We have been developing design methodologies, adaptation strategies, and learning frameworks for controller synthesis and closed-loop control safety verification of safety-critical learning-enabled cyber-physical systems. Specifically, for the controller synthesis, we have developed methods for 1) energy-efficiently adaptation among multiple controllers with safety guarantees by control invariants, 2) learning a better neural network based controller from multiple existing controllers (either model-based or neural network-based) in terms of robustness, safety, and verifiability, and 3) learning a controller with reach-avoid property guarantees by holistically integrating the verifier in controller design. For closed-loop verification, we focus on perception neural network in the loop and have designed an efficient neural network global robustness certification framework to facilitate close-loop control safety verification.

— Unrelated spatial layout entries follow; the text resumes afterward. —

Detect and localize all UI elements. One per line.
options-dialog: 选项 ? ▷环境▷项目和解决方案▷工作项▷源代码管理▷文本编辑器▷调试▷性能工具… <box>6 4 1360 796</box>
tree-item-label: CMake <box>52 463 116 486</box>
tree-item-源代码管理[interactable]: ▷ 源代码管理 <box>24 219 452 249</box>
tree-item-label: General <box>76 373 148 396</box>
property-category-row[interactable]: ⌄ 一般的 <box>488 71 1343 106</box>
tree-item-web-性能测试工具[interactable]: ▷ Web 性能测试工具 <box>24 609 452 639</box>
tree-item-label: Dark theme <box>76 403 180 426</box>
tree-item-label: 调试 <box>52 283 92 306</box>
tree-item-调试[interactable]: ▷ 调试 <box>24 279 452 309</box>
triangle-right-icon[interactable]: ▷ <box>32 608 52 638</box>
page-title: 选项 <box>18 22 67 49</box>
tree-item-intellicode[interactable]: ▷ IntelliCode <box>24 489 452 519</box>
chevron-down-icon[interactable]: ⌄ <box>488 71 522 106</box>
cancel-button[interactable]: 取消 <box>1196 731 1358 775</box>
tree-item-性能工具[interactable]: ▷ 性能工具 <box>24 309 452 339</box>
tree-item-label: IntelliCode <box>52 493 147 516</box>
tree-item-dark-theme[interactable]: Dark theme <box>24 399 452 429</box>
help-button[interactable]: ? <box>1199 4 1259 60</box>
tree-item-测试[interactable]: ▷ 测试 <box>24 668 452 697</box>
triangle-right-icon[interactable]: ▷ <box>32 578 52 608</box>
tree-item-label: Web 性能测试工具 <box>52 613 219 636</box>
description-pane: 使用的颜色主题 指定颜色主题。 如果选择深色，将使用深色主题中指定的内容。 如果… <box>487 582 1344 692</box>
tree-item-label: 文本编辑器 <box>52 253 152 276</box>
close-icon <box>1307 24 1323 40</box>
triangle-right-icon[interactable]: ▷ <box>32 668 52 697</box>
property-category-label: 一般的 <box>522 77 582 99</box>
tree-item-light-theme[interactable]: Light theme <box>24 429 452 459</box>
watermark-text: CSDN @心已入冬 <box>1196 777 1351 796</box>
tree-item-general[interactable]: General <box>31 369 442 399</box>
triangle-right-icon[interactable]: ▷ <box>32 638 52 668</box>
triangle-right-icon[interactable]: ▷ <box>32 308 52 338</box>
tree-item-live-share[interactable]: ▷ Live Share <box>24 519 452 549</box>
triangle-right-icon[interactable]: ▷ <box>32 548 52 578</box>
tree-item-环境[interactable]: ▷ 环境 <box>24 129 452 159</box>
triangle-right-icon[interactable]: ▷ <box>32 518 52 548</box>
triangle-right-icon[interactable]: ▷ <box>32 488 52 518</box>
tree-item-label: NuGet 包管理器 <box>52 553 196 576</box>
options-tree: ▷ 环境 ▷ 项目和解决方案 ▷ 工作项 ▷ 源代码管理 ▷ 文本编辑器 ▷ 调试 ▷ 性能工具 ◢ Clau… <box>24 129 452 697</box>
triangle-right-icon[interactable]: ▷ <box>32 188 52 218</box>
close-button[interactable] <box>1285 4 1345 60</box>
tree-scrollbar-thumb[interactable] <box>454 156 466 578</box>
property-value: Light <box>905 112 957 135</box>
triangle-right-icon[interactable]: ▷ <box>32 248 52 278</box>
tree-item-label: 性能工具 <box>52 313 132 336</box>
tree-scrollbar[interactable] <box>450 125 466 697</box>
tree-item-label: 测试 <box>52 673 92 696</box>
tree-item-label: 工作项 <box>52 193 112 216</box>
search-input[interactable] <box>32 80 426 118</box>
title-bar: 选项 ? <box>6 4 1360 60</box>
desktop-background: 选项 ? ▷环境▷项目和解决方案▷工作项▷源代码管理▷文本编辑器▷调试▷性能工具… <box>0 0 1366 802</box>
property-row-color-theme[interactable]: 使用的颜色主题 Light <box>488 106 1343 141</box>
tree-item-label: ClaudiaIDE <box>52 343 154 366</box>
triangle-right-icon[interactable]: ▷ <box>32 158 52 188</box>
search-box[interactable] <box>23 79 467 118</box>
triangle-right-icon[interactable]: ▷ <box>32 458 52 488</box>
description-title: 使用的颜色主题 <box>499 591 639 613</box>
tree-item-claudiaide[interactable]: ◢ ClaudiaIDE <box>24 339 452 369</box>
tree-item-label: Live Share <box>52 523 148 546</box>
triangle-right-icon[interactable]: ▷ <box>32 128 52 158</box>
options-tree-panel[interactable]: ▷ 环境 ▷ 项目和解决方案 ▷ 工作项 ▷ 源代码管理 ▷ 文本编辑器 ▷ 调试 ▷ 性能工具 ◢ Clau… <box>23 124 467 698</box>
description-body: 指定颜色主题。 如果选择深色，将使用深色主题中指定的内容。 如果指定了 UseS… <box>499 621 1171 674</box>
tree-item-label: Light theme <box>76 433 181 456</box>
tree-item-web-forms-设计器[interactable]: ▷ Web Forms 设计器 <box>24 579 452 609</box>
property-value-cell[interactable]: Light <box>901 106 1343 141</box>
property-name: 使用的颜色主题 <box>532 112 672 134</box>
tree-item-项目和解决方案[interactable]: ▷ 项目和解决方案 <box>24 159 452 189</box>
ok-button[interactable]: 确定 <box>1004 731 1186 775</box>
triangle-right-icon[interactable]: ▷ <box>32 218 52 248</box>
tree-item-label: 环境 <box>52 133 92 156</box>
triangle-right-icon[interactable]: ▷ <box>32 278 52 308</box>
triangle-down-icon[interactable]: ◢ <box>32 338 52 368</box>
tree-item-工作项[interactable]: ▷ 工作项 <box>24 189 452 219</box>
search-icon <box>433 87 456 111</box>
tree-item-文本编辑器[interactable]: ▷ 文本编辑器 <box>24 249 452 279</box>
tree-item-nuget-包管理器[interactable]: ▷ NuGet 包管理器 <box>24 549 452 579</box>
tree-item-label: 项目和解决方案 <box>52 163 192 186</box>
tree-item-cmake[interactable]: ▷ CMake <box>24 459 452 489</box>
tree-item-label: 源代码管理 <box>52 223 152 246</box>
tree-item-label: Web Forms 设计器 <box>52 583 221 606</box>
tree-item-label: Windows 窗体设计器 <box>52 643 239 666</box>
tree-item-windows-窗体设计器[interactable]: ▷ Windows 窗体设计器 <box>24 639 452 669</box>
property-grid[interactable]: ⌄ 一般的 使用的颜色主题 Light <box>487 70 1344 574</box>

We address machine learning in practical cyber-physical systems with data constraints in Supervision, Generalization, and Privacy. In this direction, we have conducted a few research projects on Federated Learning (FL) and Transfer Learning. For the first FL project, we focus on mitigating the impact of class imbalance in FL, and we propose a monitoring scheme to detect the class imbalance and design a novel loss -- Ratio Loss to alleviate the impact. We then conducted a project related to the combination problem between FL and class incremental learning (CIL). For this project, we formally define the Federated Class Incremental Learning (FCIL) problem and propose a GLFC method to solve the problem. In addition, we are also interested in model protection and authorization across different data domains. For instance, contrary to the common goal of transfer learning, we propose a Non-Transferable Learning approach to protect the model intellectual property by model ownership verification and applicability authorization.
We are also addressing the machine learning challenges in cyber-physical systems that come from imperfect data, such as limited data availability, low data quality, disturbance and attacks to data, and challenges in generalization and adaptation.
We develop methods for conducting end-to-end analysis, design and verification of autonomous driving systems in order to make them perform better and safer in complex scenarios. In particular, we have developed uncertainty-aware end-to-end frameworks to mitigate the adversarial attacks against perception and localization modules. We are also working on designing efficient and reliable data-driven (deep learning-based) prediction modules to facilitate understating of the environment and safe planning.
We have developed methodologies and algorithms for the planner design, as well as addressing safety and security challenges in connected and autonomous vehicles. Currently, we are focusing on leveraging the underlying physical properties of the system, incorporating aggressiveness estimation and vehicular interaction in the planner design to improve system safety, verifiability, efficiency, and task success rate. We are also developing blockchain-based trust framework and temporal graph convolutional network-based scheme to defense attacks in connected vehicles.
We have developed methodologies, algorithms and tools for building real-world vision-based intelligent systems. In particular, We focus on on developing 1) adaptive visual algorithms that can automatically adapt to the changing physical environment, mission requirements, and resource constraints; 2) better perception algorithms for visual tasks; and 3) system-level design methodologies for building efficient vision-based intelligent systems, in domains such as mobile robots and next-generation connected and autonomous vehicles.
With growing system complexity and closer cyber-physical interaction, there are increasingly stronger dependencies between function and architecture layers in modern safety-critical systems. We focus on both the function and architecture layers, leverage the weakly-hard paradigm and propose cross-layer design and adaptation strategies for safety-critical systems. We present a cross-layer task period design method under the weakly-hard paradigm with the control stability guarantee. We also propose a runtime adaptation framework to improve system adaptability by allowing proactive skipping of task executions. For weakly-hard real-time systems, we introduce the metric of system extensibility and propose an efficient design algorithm that optimizes weakly-hard system extensibility.
We developed a model-based software synthesis framework for cyber-physical systems. The framework optimizes the generation of software tasks from functional models and the mapping of those tasks onto embedded platforms, with respect to system safety, performance, security, extensibility, fault tolerance, reliability, memory usage, modularity and reusability. The framework is the first to address timing holistically throughout task generation and task mapping, and enables quantitative trade-offs with emerging design metrics such as security and extensibility.
We developed a cross-layer framework for CPS security that integrates control-theoretic methods at functional layer with cyber-security techniques at embedded platform layer while addressing resource and timing constraints. It provides critical design capability to holistically cope with security and safety challenges in cyber-physical systems. We are exploring the application of this framework in vehicular networks. We have also developed algorithms for applying cyber-security techniques to the currently prevalent CAN (Controller Area Networks) architecture and to the next generation TDMA (time division multiple access) based automotive architecture, while considering resource and timing constraints.
We developed methodologies and algorithms for improving the energy efficiency of buildings, including co-designing HVAC control and embedded platform, co-scheduling heterogeneous energy demands (HVAC, EV charging, datacenter operations) and supplies (grid, renewables, battery), and integrating intelligent building energy management with grid optimization through a proactive demand response framework.